L’augmentation de la population sur terre devrait faire réfléchir tous ceux qui ont asservi les agriculteurs depuis 50 ans, les révolutions ne se font pas qu’au printemps et au Maghreb mais peuvent se faire sans bruit en rendant dépendant ceux qui ont fait subir. Certains industriels de la viande pleurent déjà la marchandise en concurrence avec l’exportation, il arrivera un jour où tout l’aval de l’agriculture aura besoin que les agriculteurs produisent plus et c’est à ce moment que nous prendrons notre revanche et je parle bien de revanche ! On ne peut pas impunément maintenir sous l’étouffoir ceux qui travaillent et produisent à vil prix sans un  jour payer les conséquences de cette tyrannie. 
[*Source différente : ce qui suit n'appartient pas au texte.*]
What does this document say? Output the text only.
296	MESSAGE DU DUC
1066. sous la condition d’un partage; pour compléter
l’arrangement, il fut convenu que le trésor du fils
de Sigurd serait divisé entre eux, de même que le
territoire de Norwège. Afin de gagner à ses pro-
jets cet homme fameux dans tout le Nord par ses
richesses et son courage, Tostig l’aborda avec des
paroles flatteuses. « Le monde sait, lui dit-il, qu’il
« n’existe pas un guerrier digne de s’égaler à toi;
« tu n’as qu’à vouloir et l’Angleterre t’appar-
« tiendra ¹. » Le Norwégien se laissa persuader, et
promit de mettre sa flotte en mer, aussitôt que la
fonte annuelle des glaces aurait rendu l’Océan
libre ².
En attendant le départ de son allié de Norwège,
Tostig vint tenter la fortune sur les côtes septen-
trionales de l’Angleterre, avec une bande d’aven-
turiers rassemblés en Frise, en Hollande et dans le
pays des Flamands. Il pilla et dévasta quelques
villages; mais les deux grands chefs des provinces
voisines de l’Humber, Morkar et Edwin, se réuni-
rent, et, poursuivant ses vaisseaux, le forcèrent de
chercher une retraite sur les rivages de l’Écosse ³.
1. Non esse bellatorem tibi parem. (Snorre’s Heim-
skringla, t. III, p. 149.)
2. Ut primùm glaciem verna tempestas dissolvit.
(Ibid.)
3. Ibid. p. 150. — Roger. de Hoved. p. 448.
Je veux profiter de la présence des représentants de l’Etat et des collectivités pour faire passer un message en matière de contraintes et particulièrement celles environnementales.
Notre pays et plus globalement l’Europe subie une crise économique sans précédent, l’agriculture et l’agroalimentaire sont un des deux seuls secteurs profitables et générateurs de richesses. Si ces richesses sont si indispensables à la vie économique des nos états il ne faudrait pas que l’abus de contraintes viennent contrarier leur création. Pire nous souhaitons de nos vœux qu’une libération de la production soit possible et que tout soit mis en œuvre pour permettre de produire plus et mieux.  Mais bien plus qu’un raisonnement macro économique ce sont les agriculteurs qui ne supportent plus l’empilement de ces contraintes au jour le jour. Qui plus est quand ces contraintes sont générées par des acteurs locaux, des dirigeants d’associations ne représentants qu’eux mêmes, ou des illuminés porteurs du droit de propriété visuelle s’arrogeant le pouvoir de dicter à ceux qui vivent sur leurs terrains la façon de le faire. Et c’est encore plus grave lorsque c’est repris et relayé par des collectivités en mal d’image verte ou ayant besoin de consommer des crédits européens à cet effet pour faire fonctionner des administrations pléthoriques.
Nous ne laisserons pas faire ce mouvement sournois et lancinant et à l’image de la défense du territoire de Notre Dame des Landes nous défendrons sur le terrain le droit de travailler sur nos exploitations avec des moyens modernes et rémunérateurs pour les agriculteurs. Et si un des notre devait être persécuté pour de telles causes c’est avec la même force et la même détermination que nous irions le défendre. A tous les défenseurs de trames, les protecteurs de petites bêtes, de petites fleurs ou de haies et tous ceux qui exercent un pouvoir réglementaire en la matière ou sur tous les autres sujets je les mets en garde que nous seront les défenseurs, les protecteurs solidaires et unis d’une espèce en voie de disparition : l’humanum cultivatore agriculturum locare in campanum, en français l’agriculteur.  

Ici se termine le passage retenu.